Very similar to a white shirt, but the contrast becomes apparent when held next to each other in clear light. While the white shirt is best suited with darker colours like greens and greys, it looks atrocious when mixed with warmer colours such as brown. This is where the ivory shirt comes in. On its own, it holds similar properties to that of a white shirt and can be matched well with tweeds and a blue suit. As for cuffs, the choice is up to you. If you’re battling with this, then apply these simple rules. On more formal occasions, wear this shirt with double or French cuffs, but barrel cuffs work just as well when worn casually. It’s definitely the preferred shirt to pack when I go on holiday. It goes very well with my Irish linen summer suits in different colours.
Ideally, you should invest in different hues of light blue, from the lighter variety to darker tones. You could start with plain weaves and perhaps add some options which may include herringbone or even twill weave because they’re both classics.

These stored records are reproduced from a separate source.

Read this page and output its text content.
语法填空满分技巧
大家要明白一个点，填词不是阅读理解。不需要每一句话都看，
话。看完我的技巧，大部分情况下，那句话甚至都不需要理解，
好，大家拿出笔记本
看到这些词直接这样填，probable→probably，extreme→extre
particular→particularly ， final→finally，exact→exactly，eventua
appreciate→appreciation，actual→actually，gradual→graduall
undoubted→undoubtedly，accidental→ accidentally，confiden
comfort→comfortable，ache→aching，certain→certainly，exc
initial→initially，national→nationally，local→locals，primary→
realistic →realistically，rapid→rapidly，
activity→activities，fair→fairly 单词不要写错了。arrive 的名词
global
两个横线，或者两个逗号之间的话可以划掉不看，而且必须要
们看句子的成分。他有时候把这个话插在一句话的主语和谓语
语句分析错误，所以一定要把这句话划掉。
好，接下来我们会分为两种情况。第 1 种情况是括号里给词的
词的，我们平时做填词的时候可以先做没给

As with all other dress shirts, try to get a medium weighted fabric as it won’t be too heavy in warmer months or too light in colder times relative to the alternative weights. However, if you live in areas with constant temperatures, then it only makes sense to veer to fabric weights suitable to those areas. Similar to the white shirt, the light blue shirt gives you variety, especially with your complimentary suit and chino options. As with all other dress shirts, please do us all a favour and remember to skip the shirt pocket. It has never had a reasonable function except in primary school for keeping your pens.

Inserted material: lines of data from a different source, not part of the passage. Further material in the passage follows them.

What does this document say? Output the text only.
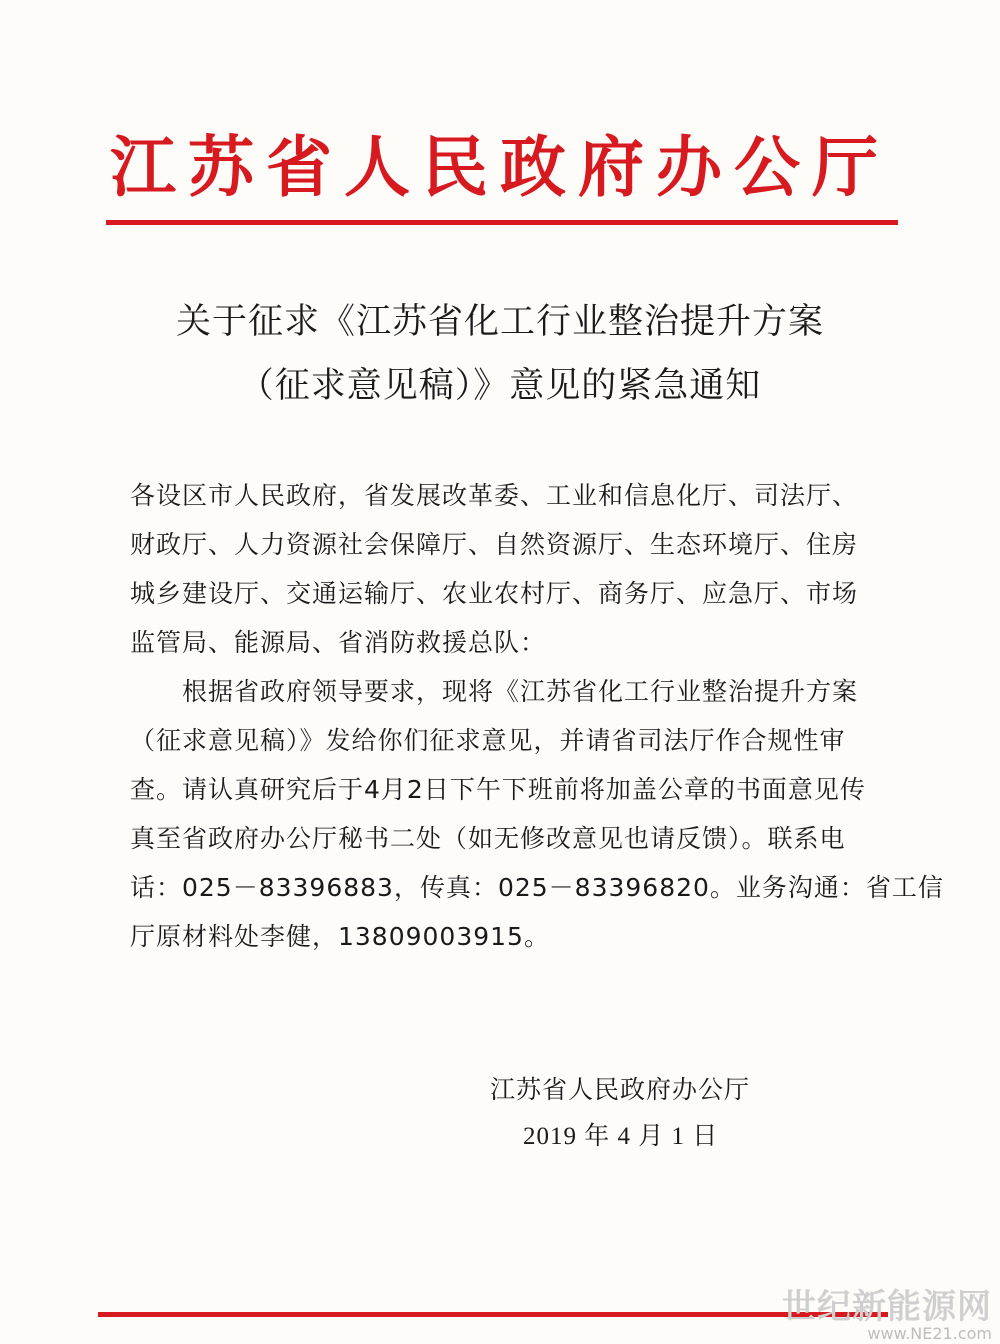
江苏省人民政府办公厅
关于征求《江苏省化工行业整治提升方案
（征求意见稿）》意见的紧急通知
各设区市人民政府，省发展改革委、工业和信息化厅、司法厅、
财政厅、人力资源社会保障厅、自然资源厅、生态环境厅、住房
城乡建设厅、交通运输厅、农业农村厅、商务厅、应急厅、市场
监管局、能源局、省消防救援总队：
　　根据省政府领导要求，现将《江苏省化工行业整治提升方案
（征求意见稿）》发给你们征求意见，并请省司法厅作合规性审
查。请认真研究后于4月2日下午下班前将加盖公章的书面意见传
真至省政府办公厅秘书二处（如无修改意见也请反馈）。联系电
话：025－83396883，传真：025－83396820。业务沟通：省工信
厅原材料处李健，13809003915。
江苏省人民政府办公厅
2019 年 4 月 1 日
世纪新能源网
www.NE21.com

One of the most versatile kind of shirts to keep in your wardrobe. While stripe width is completely up to you, a safe bet is the mid-width variety as a start. The point is to look timeless, not trendy…those never last. This kind of shirt fits perfectly with a navy suit and a contrasting tie as the colours complement each other. Regarding the tie; if you’re looking for more than just a solid tie, then Madden and Macclesfield neat micro pattern ties will also do the trick. If you’re brave enough, you could try your hand, wearing it with a windowpane suit if the lines on the suit aren’t too jarring. I would advise against wearing it with a pinstripe suit though…you’ll only end up looking like a walking barcode. As before, double or French cuffs with a medium spread collar work with the formal look. For casual Fridays, this shirt works well worn on an open collar, with a navy double-breasted jacket with gold buttons, white slacks and navy Belgian loafers. For a Saturday stroll, you could try wearing this shirt with tapered leg jeans, sneakers and even a cap. On a beach holiday, the wider stripe could add more variety to your collection and works well if you wear it with loose fitting white linen trousers, sandals and a wide brim panama straw hat.

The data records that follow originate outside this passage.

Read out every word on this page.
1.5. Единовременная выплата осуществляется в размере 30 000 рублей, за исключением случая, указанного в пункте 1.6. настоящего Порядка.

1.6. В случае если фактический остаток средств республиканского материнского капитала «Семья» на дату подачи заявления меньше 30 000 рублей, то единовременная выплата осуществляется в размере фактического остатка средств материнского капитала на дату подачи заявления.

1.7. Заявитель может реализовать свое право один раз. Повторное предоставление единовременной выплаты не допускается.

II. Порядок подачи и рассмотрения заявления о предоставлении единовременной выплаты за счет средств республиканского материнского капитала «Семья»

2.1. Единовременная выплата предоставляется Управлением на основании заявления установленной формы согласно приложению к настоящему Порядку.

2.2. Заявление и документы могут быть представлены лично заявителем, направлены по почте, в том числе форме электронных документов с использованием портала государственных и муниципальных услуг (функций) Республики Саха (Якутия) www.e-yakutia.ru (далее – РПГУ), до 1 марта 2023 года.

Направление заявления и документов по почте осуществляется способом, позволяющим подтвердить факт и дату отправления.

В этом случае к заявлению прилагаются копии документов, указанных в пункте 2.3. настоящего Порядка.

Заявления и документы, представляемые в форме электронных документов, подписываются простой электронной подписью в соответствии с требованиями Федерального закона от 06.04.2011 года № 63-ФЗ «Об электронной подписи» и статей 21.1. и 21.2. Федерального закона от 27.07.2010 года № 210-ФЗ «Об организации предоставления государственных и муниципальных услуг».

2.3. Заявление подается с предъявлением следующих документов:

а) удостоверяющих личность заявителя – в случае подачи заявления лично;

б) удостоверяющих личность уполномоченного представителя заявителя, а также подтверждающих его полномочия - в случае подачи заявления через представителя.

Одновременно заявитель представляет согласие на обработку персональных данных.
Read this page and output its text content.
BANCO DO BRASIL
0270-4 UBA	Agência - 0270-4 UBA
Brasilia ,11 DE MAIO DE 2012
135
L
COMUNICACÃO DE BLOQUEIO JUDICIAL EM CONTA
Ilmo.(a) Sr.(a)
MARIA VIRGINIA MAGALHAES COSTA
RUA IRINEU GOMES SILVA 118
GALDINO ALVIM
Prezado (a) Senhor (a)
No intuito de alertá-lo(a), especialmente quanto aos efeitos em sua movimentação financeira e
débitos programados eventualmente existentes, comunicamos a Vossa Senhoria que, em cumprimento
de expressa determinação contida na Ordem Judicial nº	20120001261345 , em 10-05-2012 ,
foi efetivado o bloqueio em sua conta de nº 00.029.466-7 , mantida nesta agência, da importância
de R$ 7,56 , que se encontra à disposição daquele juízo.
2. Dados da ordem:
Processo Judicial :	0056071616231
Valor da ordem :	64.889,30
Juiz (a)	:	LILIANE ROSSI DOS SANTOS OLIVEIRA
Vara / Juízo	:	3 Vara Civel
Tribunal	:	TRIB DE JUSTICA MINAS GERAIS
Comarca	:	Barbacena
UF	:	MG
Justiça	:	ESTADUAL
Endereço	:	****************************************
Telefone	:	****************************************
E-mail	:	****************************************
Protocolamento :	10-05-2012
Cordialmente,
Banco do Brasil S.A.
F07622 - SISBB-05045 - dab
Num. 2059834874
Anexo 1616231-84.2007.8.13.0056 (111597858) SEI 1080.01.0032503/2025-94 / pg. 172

A Sunday classic. My favourite shirt for church, only because it meant I could get away with not wearing a tie. I recommend collecting this kind of shirt in various solid colours. The Oxford cloth, in particular, wears really well and is a wardrobe mainstay. It can easily be paired with chinos and white slacks if you’re leaning more towards the preppy look. Tying a tennis jersey around the neck is one of my favourite accessories to add to this.
I strongly believe you should have two options here. Firstly, a formal denim shirt looks absolutely fabulous in a winter suit. Preferably in the original denim tone with a cutaway collar, contrasting tie and a beige Gingham three-piece or double-breasted suit. For casual Friday when you’re still seeing clients, you could try this shirt with a tweed jacket, tie, waistcoat, jeans and brogues. For a more relaxed look, the mandarin collar option in stone wash works perfectly. No need for a tie on this occasion, plus it looks great with contrasting tone jeans and sneakers. As an overlay, the bomber jacket is a definite winner in any basic colour.
A timeless casual classic. It’s best you stick a button-down collar here, no need for a tie. Whether you choose the red and white or the blue and white combination is your choice. It never goes out of style and can be mixed and matched with many items in a man’s wardrobe. Throwing a blazer or even a sports jacket on top completes the look. Works perfectly with either chinos or slim fitting jeans.